- Born: 10 April 1939 Isleworth, London, United Kingdom
- Died: 12 June 2017 (aged 78) Stalbridge, Dorset, United Kingdom

= Joan Bicknell =

Joan Bicknell (10 April 1939 – 12 June 2017) was Britain's first female psychiatry professor. She worked at St George's, University of London and pioneered the area of learning disability. She confronted cruelty at psychiatric hospitals and was a human rights advocate of institutionalized people with intellectual disabilities, unpopular with and never accepted by the medical establishment. She introduced multidisciplinary hospital management and community-based care.

==Early life and education==
Joan Bicknell was born into a working-class family in Isleworth, London. Her father Albert worked as a bricklayer, later in bomb disposal with Royal Engineers. Her mother, Dorothy, was a secretary. She had an older brother, Edward, who died as a teacher in Swaziland. She also had two fostered brothers with intellectual disabilities. Bicknell attended Twickenham County School for Girls and studied medicine at Birmingham University in 1962.

==Career==
After graduation she worked with children at Ilesha Wesley Guild hospital in Oyo, Nigeria as a Methodist missionary. When the Nigerian Civil War began in 1967, she left for Sierra Leone to work with the flying doctor service.
She returned to the UK to study psychiatry at Queen Mary's Hospital, in Carshalton, a hospital for long-term care of children in Surrey.
In 1969, she obtained a diploma in psychological medicine, and in 1971 she completed a thesis on causes and prevalence of lead poisoning in institutionalised children. She became a consultant psychiatrist at Botleys Park Hospital in Chertsey, Surrey. In 1978, she was appointed to a task force modernising psychiatric care at Normansfield Hospital. She introduced managing a hospital through a multidisciplinary team rather than, as was then customary, a Medical Superintendent.

Eventually Bicknell was awarded a professorship at St George's, University of London and became Britain's first female professor in psychiatry. In her inaugural lecture 19 November 1980 called "psychopathology of handicap" she dealt with the family's reaction to the diagnosis of intellectual disability drawing an analogy to the stages of grief in the bereavement process.

Bicknell concentrated on humanising care of people with intellectual disabilities. She took a position in bioethical hot spots years before others like the sterilization of minors with developmental disabilities in 1988, compared to the American Academy of Pediatrics for example in 1990.

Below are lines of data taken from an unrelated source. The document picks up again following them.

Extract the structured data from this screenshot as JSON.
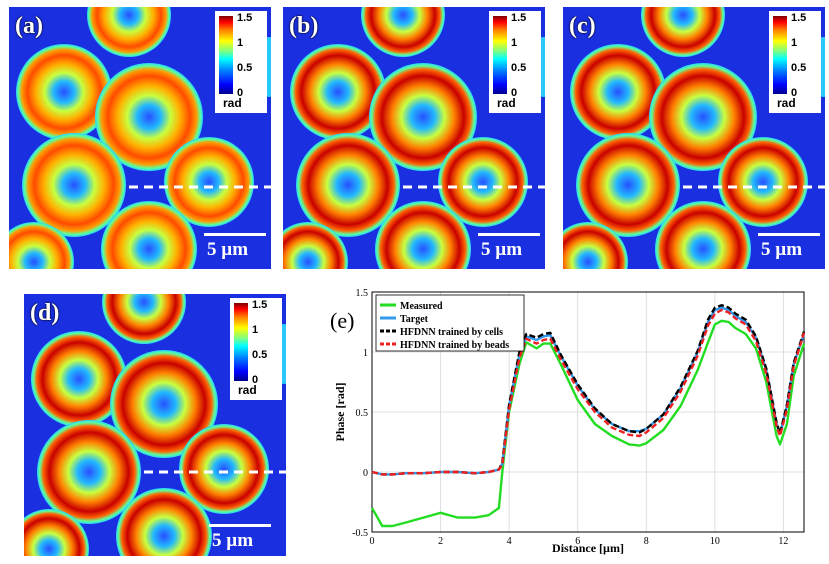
{
  "panels": [
    {
      "id": "a",
      "label": "(a)",
      "scale_bar": "5 µm"
    },
    {
      "id": "b",
      "label": "(b)",
      "scale_bar": "5 µm"
    },
    {
      "id": "c",
      "label": "(c)",
      "scale_bar": "5 µm"
    },
    {
      "id": "d",
      "label": "(d)",
      "scale_bar": "5 µm"
    }
  ],
  "colorbar": {
    "ticks": [
      "1.5",
      "1",
      "0.5",
      "0"
    ],
    "unit": "rad"
  },
  "colors": {
    "measured": "#22dd22",
    "target": "#3399ee",
    "hfdnn_cells": "#000000",
    "hfdnn_beads": "#ee2222",
    "background_phase": "#1a2fe0"
  },
  "chart_data": {
    "type": "line",
    "label": "(e)",
    "title": "",
    "xlabel": "Distance [µm]",
    "ylabel": "Phase [rad]",
    "xlim": [
      0,
      12.6
    ],
    "ylim": [
      -0.5,
      1.5
    ],
    "xticks": [
      "0",
      "2",
      "4",
      "6",
      "8",
      "10",
      "12"
    ],
    "yticks": [
      "-0.5",
      "0",
      "0.5",
      "1",
      "1.5"
    ],
    "grid": true,
    "legend": "top-left",
    "x": [
      0,
      0.3,
      0.6,
      1.0,
      1.5,
      2.0,
      2.5,
      3.0,
      3.4,
      3.7,
      3.8,
      4.0,
      4.3,
      4.5,
      4.8,
      5.0,
      5.2,
      5.5,
      6.0,
      6.5,
      7.0,
      7.5,
      7.8,
      8.0,
      8.5,
      9.0,
      9.5,
      9.8,
      10.0,
      10.2,
      10.4,
      10.6,
      10.9,
      11.2,
      11.5,
      11.8,
      11.9,
      12.1,
      12.3,
      12.6
    ],
    "series": [
      {
        "name": "Measured",
        "values": [
          -0.3,
          -0.45,
          -0.45,
          -0.42,
          -0.38,
          -0.34,
          -0.38,
          -0.38,
          -0.36,
          -0.3,
          0.0,
          0.5,
          0.9,
          1.08,
          1.03,
          1.07,
          1.07,
          0.9,
          0.6,
          0.4,
          0.3,
          0.23,
          0.22,
          0.24,
          0.35,
          0.55,
          0.85,
          1.08,
          1.23,
          1.26,
          1.25,
          1.2,
          1.15,
          1.03,
          0.75,
          0.3,
          0.23,
          0.4,
          0.8,
          1.07
        ]
      },
      {
        "name": "Target",
        "values": [
          0.0,
          -0.02,
          -0.02,
          -0.01,
          -0.01,
          0.0,
          0.0,
          -0.01,
          0.0,
          0.02,
          0.07,
          0.55,
          0.98,
          1.13,
          1.1,
          1.13,
          1.14,
          0.97,
          0.72,
          0.52,
          0.4,
          0.34,
          0.34,
          0.36,
          0.48,
          0.7,
          1.0,
          1.25,
          1.35,
          1.37,
          1.35,
          1.3,
          1.25,
          1.12,
          0.85,
          0.4,
          0.32,
          0.55,
          0.9,
          1.15
        ]
      },
      {
        "name": "HFDNN trained by cells",
        "values": [
          0.0,
          -0.02,
          -0.02,
          -0.01,
          -0.01,
          0.0,
          0.0,
          -0.01,
          0.0,
          0.02,
          0.08,
          0.56,
          1.0,
          1.15,
          1.12,
          1.15,
          1.16,
          0.98,
          0.73,
          0.53,
          0.4,
          0.34,
          0.33,
          0.36,
          0.48,
          0.71,
          1.01,
          1.27,
          1.37,
          1.39,
          1.37,
          1.32,
          1.27,
          1.13,
          0.86,
          0.41,
          0.32,
          0.56,
          0.91,
          1.17
        ]
      },
      {
        "name": "HFDNN trained by beads",
        "values": [
          0.0,
          -0.02,
          -0.02,
          -0.01,
          -0.01,
          0.0,
          0.0,
          -0.01,
          0.0,
          0.02,
          0.06,
          0.52,
          0.95,
          1.11,
          1.07,
          1.1,
          1.11,
          0.94,
          0.69,
          0.5,
          0.37,
          0.31,
          0.3,
          0.33,
          0.45,
          0.67,
          0.97,
          1.22,
          1.32,
          1.35,
          1.33,
          1.28,
          1.23,
          1.09,
          0.82,
          0.38,
          0.3,
          0.52,
          0.88,
          1.16
        ]
      }
    ]
  }
}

Her approach challenged the expectation that people were better not cared for in their own homes and meant that Bicknell was never part of the medical establishment.

==Personal life==
Bicknell had asthma and other health problems, eventually mental illness. She retired early at age 50. She moved to Dorset county with her partner Diana Worsley, owning a farm for children with disabilities to have contact with animals. She died of cancer in Stalbridge in Dorset county.

== Legacy==
In 1990, the Psychiatry of Disability Division at St George's Hospital Medical School, established the Joan Bicknell Prize for the best essay on an aspect of the Psychiatry of Disability written and presented by a registrar and senior registrar. A building in Tooting, London was named Joan Bicknell Centre.